Yo, aquí de nuevo con la cantaleta de las Navidades en septiembre que, honestamente, no termino de comprender. El año pasado, como no salí, dormí tranquila sin interrogantes existenciales torturándome. Ya saben, eso de que “ojos que no ven, corazón que no siente”.

Celebramos delicioso con los hijos y nietos que estaban en Panamá extrañando a los que estaban lejos, claro, pero hemos aprendido a manejar esas ausencias pues deben compartir sus cariños entre las familias de un lado y del otro. Es lo justo. Quizás algunos de ustedes lo habrán olvidado, pero el cierre del país a última hora obligó a quienes se habían mudado para nuestra casa a permanecer secuestrados aquí hasta el lunes 28 de diciembre cuando se “reabrieron fronteras”. Yo feliz.

Todo muy sencillito, sin excesos. Fue una Navidad que me recordó aquellas de mi niñez en que todo era más básico. Como en casa éramos siete hermanos, a cada uno le tocaba un número razonable de regalos que descubrir bajo el árbol. Casi siempre había uno importante y otros, no tanto ni en mucha cantidad.

Se nos inculcaba el hábito del ahorro así es que cada uno iba guardado un real aquí y otro por allá pues el dinero para la “cosita” no era muy abundante que digamos y llegado diciembre salíamos a comprarle algo a cada uno de los hermanos. Artículos, que no creo que costaban más de 25 centavos, pero que se compraban luego de pensar muy bien en lo que le gustaba a quienes los recibían. Y con eso aumentaba el tesoro de cada uno.

Como en casa todo se ponía debajo del árbol y envuelto, aquello parecía un mar de regalos y la sola imagen causaba una emoción tremenda. Luego, ubicar cada uno de los paquetitos que llevaba nuestro nombre, añadía aun más a la aventura. Todo lo relacionado con Navidad ocurría en diciembre y cerca de la fecha del nacimiento de Jesús.

Se montaba el nacimiento para el cual mi mamá nos ponía a pintar yardas de papel manila simulando cerros y praderas, se compraba el arbolito, que si no me equivoco se ponía más cerca todavía de la fecha clave, pues pienso yo, que como su manejo no era tan especializado como ahora, se trataba de evitar que se secara antes de tiempo. Eso no lo puedo afirmar científicamente, es solo una conjetura propia a la que he llegado luego de mucho darle vueltas a la cosa.

Terminábamos de intercambiar regalos, ayudábamos malamente a recoger el reguero, jugábamos un rato con el “juguete principal” y a bañarse y vestirse para ir a comer arroz con pollo donde mi abuela.

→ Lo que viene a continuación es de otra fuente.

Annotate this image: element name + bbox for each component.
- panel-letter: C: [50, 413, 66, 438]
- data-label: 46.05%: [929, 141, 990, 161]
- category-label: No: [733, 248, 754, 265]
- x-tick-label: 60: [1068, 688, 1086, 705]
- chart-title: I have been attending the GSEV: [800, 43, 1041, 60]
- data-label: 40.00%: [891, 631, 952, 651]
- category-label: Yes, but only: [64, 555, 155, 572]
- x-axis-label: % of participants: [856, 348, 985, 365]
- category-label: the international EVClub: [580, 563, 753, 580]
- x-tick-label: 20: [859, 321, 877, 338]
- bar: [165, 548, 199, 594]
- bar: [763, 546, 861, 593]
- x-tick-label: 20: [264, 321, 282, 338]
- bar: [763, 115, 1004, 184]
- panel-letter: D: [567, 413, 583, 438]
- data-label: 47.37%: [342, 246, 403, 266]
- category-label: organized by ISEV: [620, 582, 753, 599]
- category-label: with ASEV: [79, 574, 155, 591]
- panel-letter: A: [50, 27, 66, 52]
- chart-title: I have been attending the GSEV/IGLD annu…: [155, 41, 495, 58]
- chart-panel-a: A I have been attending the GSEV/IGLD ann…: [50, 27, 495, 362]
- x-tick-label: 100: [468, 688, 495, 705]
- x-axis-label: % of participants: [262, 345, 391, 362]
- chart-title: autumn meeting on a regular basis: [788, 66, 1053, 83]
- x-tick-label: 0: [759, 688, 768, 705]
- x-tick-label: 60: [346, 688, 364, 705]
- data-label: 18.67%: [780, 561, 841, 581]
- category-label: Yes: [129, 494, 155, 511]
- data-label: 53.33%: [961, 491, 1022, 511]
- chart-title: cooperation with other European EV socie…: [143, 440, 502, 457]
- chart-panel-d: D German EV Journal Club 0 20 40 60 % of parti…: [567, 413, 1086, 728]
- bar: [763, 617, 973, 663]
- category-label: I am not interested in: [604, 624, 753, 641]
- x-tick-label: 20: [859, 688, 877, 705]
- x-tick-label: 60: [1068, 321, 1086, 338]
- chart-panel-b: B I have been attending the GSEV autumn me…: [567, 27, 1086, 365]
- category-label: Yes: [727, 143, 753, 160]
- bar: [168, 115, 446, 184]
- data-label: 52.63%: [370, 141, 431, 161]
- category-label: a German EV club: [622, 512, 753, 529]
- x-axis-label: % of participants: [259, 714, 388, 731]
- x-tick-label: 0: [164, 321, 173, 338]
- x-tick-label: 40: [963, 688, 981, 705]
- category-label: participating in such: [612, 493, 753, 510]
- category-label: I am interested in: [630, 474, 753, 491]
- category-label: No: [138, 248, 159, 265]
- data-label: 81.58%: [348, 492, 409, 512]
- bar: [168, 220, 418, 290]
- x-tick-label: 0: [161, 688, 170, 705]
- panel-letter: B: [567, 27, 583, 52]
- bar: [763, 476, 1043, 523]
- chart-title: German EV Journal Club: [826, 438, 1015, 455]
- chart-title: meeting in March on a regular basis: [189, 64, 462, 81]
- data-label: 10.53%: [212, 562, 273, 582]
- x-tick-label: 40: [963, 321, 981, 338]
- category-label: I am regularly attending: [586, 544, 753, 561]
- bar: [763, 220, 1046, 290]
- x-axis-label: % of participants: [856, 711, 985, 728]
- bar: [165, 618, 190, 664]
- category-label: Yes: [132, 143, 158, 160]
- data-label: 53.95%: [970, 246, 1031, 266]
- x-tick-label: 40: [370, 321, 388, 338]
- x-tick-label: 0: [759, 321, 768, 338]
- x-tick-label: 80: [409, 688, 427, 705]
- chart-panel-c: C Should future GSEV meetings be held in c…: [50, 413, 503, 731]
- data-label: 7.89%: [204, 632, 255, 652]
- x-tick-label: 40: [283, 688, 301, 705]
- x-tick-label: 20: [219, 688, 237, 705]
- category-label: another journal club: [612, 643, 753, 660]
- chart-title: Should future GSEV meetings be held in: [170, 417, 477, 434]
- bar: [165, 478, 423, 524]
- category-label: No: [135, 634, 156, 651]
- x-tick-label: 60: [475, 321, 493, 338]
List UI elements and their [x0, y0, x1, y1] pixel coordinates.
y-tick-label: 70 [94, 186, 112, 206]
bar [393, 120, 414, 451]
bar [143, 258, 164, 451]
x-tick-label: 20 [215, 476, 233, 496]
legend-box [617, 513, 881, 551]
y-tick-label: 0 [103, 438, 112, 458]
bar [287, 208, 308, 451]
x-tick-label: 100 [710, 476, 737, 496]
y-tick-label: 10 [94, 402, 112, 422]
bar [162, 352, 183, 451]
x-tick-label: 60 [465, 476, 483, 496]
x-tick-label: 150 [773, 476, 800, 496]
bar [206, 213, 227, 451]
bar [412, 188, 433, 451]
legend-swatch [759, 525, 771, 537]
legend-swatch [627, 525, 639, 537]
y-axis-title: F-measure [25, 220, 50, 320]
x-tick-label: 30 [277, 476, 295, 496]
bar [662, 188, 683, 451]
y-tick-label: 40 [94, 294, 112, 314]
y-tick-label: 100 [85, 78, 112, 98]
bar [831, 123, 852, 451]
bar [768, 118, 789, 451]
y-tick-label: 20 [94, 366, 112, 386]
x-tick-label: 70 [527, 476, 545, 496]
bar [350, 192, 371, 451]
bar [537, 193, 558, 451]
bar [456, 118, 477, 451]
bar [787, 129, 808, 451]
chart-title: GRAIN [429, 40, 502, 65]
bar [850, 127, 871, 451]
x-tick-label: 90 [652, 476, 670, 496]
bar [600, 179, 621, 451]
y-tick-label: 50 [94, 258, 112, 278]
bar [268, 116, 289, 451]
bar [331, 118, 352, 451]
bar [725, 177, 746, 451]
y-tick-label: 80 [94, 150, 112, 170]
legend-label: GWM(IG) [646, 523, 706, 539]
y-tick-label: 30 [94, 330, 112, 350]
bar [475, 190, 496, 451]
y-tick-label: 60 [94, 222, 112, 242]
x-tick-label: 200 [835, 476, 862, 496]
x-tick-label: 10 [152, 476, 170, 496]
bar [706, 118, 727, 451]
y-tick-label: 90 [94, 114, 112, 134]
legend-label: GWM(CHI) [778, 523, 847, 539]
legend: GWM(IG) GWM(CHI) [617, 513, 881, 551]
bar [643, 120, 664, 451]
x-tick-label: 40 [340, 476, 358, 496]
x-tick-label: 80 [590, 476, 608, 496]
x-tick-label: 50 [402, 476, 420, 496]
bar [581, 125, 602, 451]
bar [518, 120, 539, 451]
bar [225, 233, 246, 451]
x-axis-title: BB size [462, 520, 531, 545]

Éramos una tropa de más de veinte nietos, de allí el menú de paila grande. Pero a todos nos parecía fabuloso. Los nietos comíamos aparte porque se podrán imaginar que en la mesa principal solo los abuelos, sus hijos y cónyuges. A nadie le parecía raro el sistema de castas, más bien felices de estar del lado de la muchachera.

Y así, sin mayores complicaciones pasaba cada año la Navidad que jamás llegó ni en septiembre, ni en octubre, ni en noviembre y a nadie le hizo falta.